# babies first outing



## WendyBob (Dec 7, 2014)

This morning Jeff and Pepper decided to come out of the cage and explore the room. Im so proud of them they didnt bang into anything and Pepper sat bobbing her head looking excited. Ive also got them eating millet out of my hand and only took me 2 days. They are doing so well. Ive had them 1 week and they have come a long way in a short time. The lessons i learnt with Bob have definately helped me with these 2 babies.

Cute watching them explore and shout out to each other


----------



## FaeryBee (May 9, 2011)

*Jeff and Pepper look as if they are settling in quite nicely! :thumbsup:*


----------



## KayleighHoudini (Jan 18, 2015)

Aww, they just look so content and confident out! How nice!


----------



## WendyBob (Dec 7, 2014)

Peppers been bobbing her head alot while out of the cage, does anyone know if this is because she was excited and happy, she certainly seemed to be


----------



## StarlingWings (Mar 15, 2013)

Yes, that's a sign she's enjoying herself and is eager to play and have fun! 

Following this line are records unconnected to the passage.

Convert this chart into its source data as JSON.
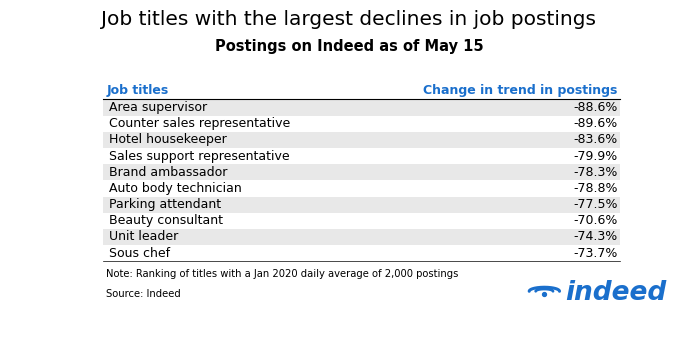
{
  "title": "Job titles with the largest declines in job postings",
  "subtitle": "Postings on Indeed as of May 15",
  "col_header_left": "Job titles",
  "col_header_right": "Change in trend in postings",
  "header_color": "#1a6fcc",
  "rows": [
    {
      "job": "Area supervisor",
      "change": "-88.6%"
    },
    {
      "job": "Counter sales representative",
      "change": "-89.6%"
    },
    {
      "job": "Hotel housekeeper",
      "change": "-83.6%"
    },
    {
      "job": "Sales support representative",
      "change": "-79.9%"
    },
    {
      "job": "Brand ambassador",
      "change": "-78.3%"
    },
    {
      "job": "Auto body technician",
      "change": "-78.8%"
    },
    {
      "job": "Parking attendant",
      "change": "-77.5%"
    },
    {
      "job": "Beauty consultant",
      "change": "-70.6%"
    },
    {
      "job": "Unit leader",
      "change": "-74.3%"
    },
    {
      "job": "Sous chef",
      "change": "-73.7%"
    }
  ],
  "row_bg_odd": "#e8e8e8",
  "row_bg_even": "#ffffff",
  "note": "Note: Ranking of titles with a Jan 2020 daily average of 2,000 postings",
  "source": "Source: Indeed",
  "indeed_color": "#1a6fcc",
  "title_fontsize": 14.5,
  "subtitle_fontsize": 10.5,
  "row_fontsize": 9.0,
  "header_fontsize": 9.0
}
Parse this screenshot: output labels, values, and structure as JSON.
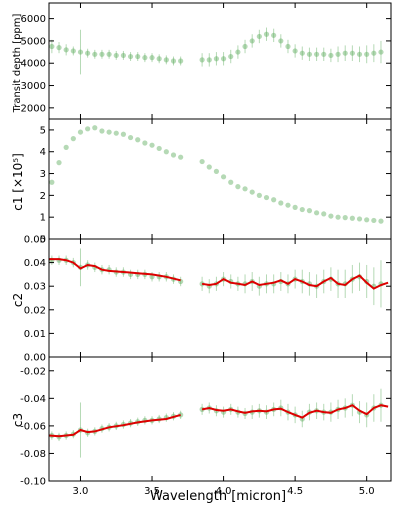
{
  "chart_data": [
    {
      "type": "scatter",
      "panel": "transit",
      "ylabel": "Transit depth [ppm]",
      "xlim": [
        2.78,
        5.17
      ],
      "ylim": [
        1500,
        6700
      ],
      "yticks": [
        2000,
        3000,
        4000,
        5000,
        6000
      ],
      "yticklabels": [
        "2000",
        "3000",
        "4000",
        "5000",
        "6000"
      ],
      "point_color": "#5aaa5a",
      "series": [
        {
          "x": [
            2.8,
            2.85,
            2.9,
            2.95,
            3.0,
            3.05,
            3.1,
            3.15,
            3.2,
            3.25,
            3.3,
            3.35,
            3.4,
            3.45,
            3.5,
            3.55,
            3.6,
            3.65,
            3.7,
            3.85,
            3.9,
            3.95,
            4.0,
            4.05,
            4.1,
            4.15,
            4.2,
            4.25,
            4.3,
            4.35,
            4.4,
            4.45,
            4.5,
            4.55,
            4.6,
            4.65,
            4.7,
            4.75,
            4.8,
            4.85,
            4.9,
            4.95,
            5.0,
            5.05,
            5.1
          ],
          "y": [
            4750,
            4700,
            4600,
            4550,
            4500,
            4450,
            4400,
            4400,
            4400,
            4350,
            4350,
            4300,
            4300,
            4250,
            4250,
            4200,
            4150,
            4100,
            4100,
            4150,
            4150,
            4200,
            4200,
            4300,
            4500,
            4750,
            5000,
            5200,
            5300,
            5250,
            5000,
            4750,
            4550,
            4450,
            4400,
            4400,
            4400,
            4350,
            4400,
            4450,
            4450,
            4400,
            4400,
            4450,
            4500
          ],
          "err": [
            300,
            250,
            250,
            200,
            1000,
            200,
            200,
            200,
            200,
            200,
            200,
            200,
            200,
            200,
            200,
            200,
            200,
            200,
            200,
            300,
            300,
            300,
            300,
            300,
            300,
            300,
            300,
            300,
            300,
            300,
            300,
            300,
            300,
            300,
            300,
            300,
            300,
            300,
            350,
            350,
            350,
            350,
            400,
            400,
            500
          ]
        }
      ]
    },
    {
      "type": "scatter",
      "panel": "c1",
      "ylabel": "c1 [×10⁵]",
      "xlim": [
        2.78,
        5.17
      ],
      "ylim": [
        0,
        5.5
      ],
      "yticks": [
        0,
        1,
        2,
        3,
        4,
        5
      ],
      "yticklabels": [
        "0",
        "1",
        "2",
        "3",
        "4",
        "5"
      ],
      "point_color": "#5aaa5a",
      "series": [
        {
          "x": [
            2.8,
            2.85,
            2.9,
            2.95,
            3.0,
            3.05,
            3.1,
            3.15,
            3.2,
            3.25,
            3.3,
            3.35,
            3.4,
            3.45,
            3.5,
            3.55,
            3.6,
            3.65,
            3.7,
            3.85,
            3.9,
            3.95,
            4.0,
            4.05,
            4.1,
            4.15,
            4.2,
            4.25,
            4.3,
            4.35,
            4.4,
            4.45,
            4.5,
            4.55,
            4.6,
            4.65,
            4.7,
            4.75,
            4.8,
            4.85,
            4.9,
            4.95,
            5.0,
            5.05,
            5.1
          ],
          "y": [
            2.6,
            3.5,
            4.2,
            4.6,
            4.9,
            5.05,
            5.1,
            4.95,
            4.9,
            4.85,
            4.8,
            4.65,
            4.55,
            4.4,
            4.3,
            4.15,
            4.0,
            3.85,
            3.75,
            3.55,
            3.3,
            3.1,
            2.85,
            2.6,
            2.4,
            2.3,
            2.15,
            2.0,
            1.9,
            1.8,
            1.65,
            1.55,
            1.45,
            1.35,
            1.3,
            1.2,
            1.15,
            1.05,
            1.0,
            0.98,
            0.95,
            0.92,
            0.88,
            0.85,
            0.82
          ]
        }
      ]
    },
    {
      "type": "scatter",
      "panel": "c2",
      "ylabel": "c2",
      "xlim": [
        2.78,
        5.17
      ],
      "ylim": [
        0.0,
        0.05
      ],
      "yticks": [
        0.0,
        0.01,
        0.02,
        0.03,
        0.04,
        0.05
      ],
      "yticklabels": [
        "0.00",
        "0.01",
        "0.02",
        "0.03",
        "0.04",
        "0.05"
      ],
      "point_color": "#5aaa5a",
      "line_color": "#dd0000",
      "series": [
        {
          "x": [
            2.8,
            2.85,
            2.9,
            2.95,
            3.0,
            3.05,
            3.1,
            3.15,
            3.2,
            3.25,
            3.3,
            3.35,
            3.4,
            3.45,
            3.5,
            3.55,
            3.6,
            3.65,
            3.7,
            3.85,
            3.9,
            3.95,
            4.0,
            4.05,
            4.1,
            4.15,
            4.2,
            4.25,
            4.3,
            4.35,
            4.4,
            4.45,
            4.5,
            4.55,
            4.6,
            4.65,
            4.7,
            4.75,
            4.8,
            4.85,
            4.9,
            4.95,
            5.0,
            5.05,
            5.1
          ],
          "y": [
            0.041,
            0.041,
            0.041,
            0.04,
            0.038,
            0.039,
            0.038,
            0.037,
            0.037,
            0.036,
            0.036,
            0.035,
            0.035,
            0.035,
            0.034,
            0.034,
            0.034,
            0.033,
            0.032,
            0.031,
            0.03,
            0.031,
            0.033,
            0.032,
            0.031,
            0.031,
            0.032,
            0.03,
            0.031,
            0.031,
            0.032,
            0.031,
            0.033,
            0.032,
            0.031,
            0.03,
            0.032,
            0.033,
            0.031,
            0.031,
            0.033,
            0.034,
            0.032,
            0.03,
            0.031
          ],
          "err": [
            0.002,
            0.002,
            0.002,
            0.002,
            0.008,
            0.002,
            0.002,
            0.002,
            0.002,
            0.002,
            0.002,
            0.002,
            0.002,
            0.002,
            0.002,
            0.002,
            0.002,
            0.002,
            0.002,
            0.003,
            0.003,
            0.003,
            0.003,
            0.003,
            0.003,
            0.004,
            0.004,
            0.004,
            0.004,
            0.004,
            0.004,
            0.004,
            0.004,
            0.005,
            0.005,
            0.005,
            0.005,
            0.005,
            0.006,
            0.006,
            0.006,
            0.006,
            0.007,
            0.008,
            0.01
          ]
        }
      ],
      "fit": {
        "x": [
          2.78,
          2.85,
          2.9,
          2.95,
          3.0,
          3.05,
          3.1,
          3.15,
          3.2,
          3.3,
          3.4,
          3.5,
          3.6,
          3.7,
          3.85,
          3.9,
          3.95,
          4.0,
          4.05,
          4.1,
          4.15,
          4.2,
          4.25,
          4.3,
          4.35,
          4.4,
          4.45,
          4.5,
          4.55,
          4.6,
          4.65,
          4.7,
          4.75,
          4.8,
          4.85,
          4.9,
          4.95,
          5.0,
          5.05,
          5.1,
          5.15
        ],
        "y": [
          0.0415,
          0.0415,
          0.041,
          0.04,
          0.0375,
          0.039,
          0.0385,
          0.037,
          0.0365,
          0.036,
          0.0355,
          0.035,
          0.034,
          0.0325,
          0.031,
          0.0305,
          0.031,
          0.033,
          0.0315,
          0.031,
          0.0305,
          0.032,
          0.0305,
          0.031,
          0.0315,
          0.0325,
          0.031,
          0.033,
          0.032,
          0.0305,
          0.03,
          0.032,
          0.0335,
          0.031,
          0.0305,
          0.033,
          0.0345,
          0.0315,
          0.029,
          0.0305,
          0.0315
        ]
      }
    },
    {
      "type": "scatter",
      "panel": "c3",
      "ylabel": "c3",
      "xlabel": "Wavelength [micron]",
      "xlim": [
        2.78,
        5.17
      ],
      "ylim": [
        -0.1,
        -0.01
      ],
      "yticks": [
        -0.1,
        -0.08,
        -0.06,
        -0.04,
        -0.02
      ],
      "yticklabels": [
        "-0.10",
        "-0.08",
        "-0.06",
        "-0.04",
        "-0.02"
      ],
      "xticks": [
        3.0,
        3.5,
        4.0,
        4.5,
        5.0
      ],
      "xticklabels": [
        "3.0",
        "3.5",
        "4.0",
        "4.5",
        "5.0"
      ],
      "point_color": "#5aaa5a",
      "line_color": "#dd0000",
      "series": [
        {
          "x": [
            2.8,
            2.85,
            2.9,
            2.95,
            3.0,
            3.05,
            3.1,
            3.15,
            3.2,
            3.25,
            3.3,
            3.35,
            3.4,
            3.45,
            3.5,
            3.55,
            3.6,
            3.65,
            3.7,
            3.85,
            3.9,
            3.95,
            4.0,
            4.05,
            4.1,
            4.15,
            4.2,
            4.25,
            4.3,
            4.35,
            4.4,
            4.45,
            4.5,
            4.55,
            4.6,
            4.65,
            4.7,
            4.75,
            4.8,
            4.85,
            4.9,
            4.95,
            5.0,
            5.05,
            5.1
          ],
          "y": [
            -0.067,
            -0.068,
            -0.067,
            -0.066,
            -0.063,
            -0.065,
            -0.064,
            -0.062,
            -0.061,
            -0.06,
            -0.059,
            -0.058,
            -0.057,
            -0.056,
            -0.056,
            -0.055,
            -0.054,
            -0.053,
            -0.052,
            -0.048,
            -0.047,
            -0.049,
            -0.05,
            -0.048,
            -0.05,
            -0.051,
            -0.05,
            -0.049,
            -0.05,
            -0.048,
            -0.047,
            -0.05,
            -0.052,
            -0.055,
            -0.05,
            -0.049,
            -0.05,
            -0.05,
            -0.048,
            -0.047,
            -0.045,
            -0.05,
            -0.052,
            -0.047,
            -0.045
          ],
          "err": [
            0.003,
            0.003,
            0.003,
            0.003,
            0.02,
            0.003,
            0.003,
            0.003,
            0.003,
            0.003,
            0.003,
            0.003,
            0.003,
            0.003,
            0.003,
            0.003,
            0.003,
            0.003,
            0.003,
            0.004,
            0.004,
            0.004,
            0.004,
            0.004,
            0.004,
            0.004,
            0.005,
            0.005,
            0.005,
            0.005,
            0.006,
            0.006,
            0.006,
            0.006,
            0.006,
            0.006,
            0.006,
            0.007,
            0.007,
            0.007,
            0.008,
            0.008,
            0.009,
            0.01,
            0.012
          ]
        }
      ],
      "fit": {
        "x": [
          2.78,
          2.85,
          2.9,
          2.95,
          3.0,
          3.05,
          3.1,
          3.2,
          3.3,
          3.4,
          3.5,
          3.6,
          3.7,
          3.85,
          3.9,
          3.95,
          4.0,
          4.05,
          4.1,
          4.15,
          4.2,
          4.25,
          4.3,
          4.35,
          4.4,
          4.45,
          4.5,
          4.55,
          4.6,
          4.65,
          4.7,
          4.75,
          4.8,
          4.85,
          4.9,
          4.95,
          5.0,
          5.05,
          5.1,
          5.15
        ],
        "y": [
          -0.067,
          -0.0675,
          -0.067,
          -0.0665,
          -0.063,
          -0.0645,
          -0.064,
          -0.061,
          -0.0595,
          -0.0575,
          -0.056,
          -0.055,
          -0.052,
          -0.048,
          -0.047,
          -0.0485,
          -0.049,
          -0.048,
          -0.0495,
          -0.0505,
          -0.0495,
          -0.049,
          -0.0495,
          -0.048,
          -0.0475,
          -0.05,
          -0.052,
          -0.054,
          -0.0505,
          -0.049,
          -0.05,
          -0.0505,
          -0.048,
          -0.047,
          -0.045,
          -0.049,
          -0.0515,
          -0.047,
          -0.045,
          -0.046
        ]
      }
    }
  ]
}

It appears, by the way, that fun is what they had when they were out and about 

They are so sweet, I'm happy they're settling in so well! :clap:


----------



## WendyBob (Dec 7, 2014)

Aaww bless she did that when in walked up to her. She doesnt seem nervous around me but doesnt seem as interested in me as Jeff so that makes me really happy. Alot of progress in 1 week. Jeff will even perch on my finger im so proud of them


----------



## Budget baby (Jan 1, 2013)

You should be very proud of yourself for the correct approach and attitude. Obviously you are doing the right thing and your budgies are responding beautifully. I love watching the head bobbing displays, sometimes one of mine does the moon walk backwards when he head bobs.


----------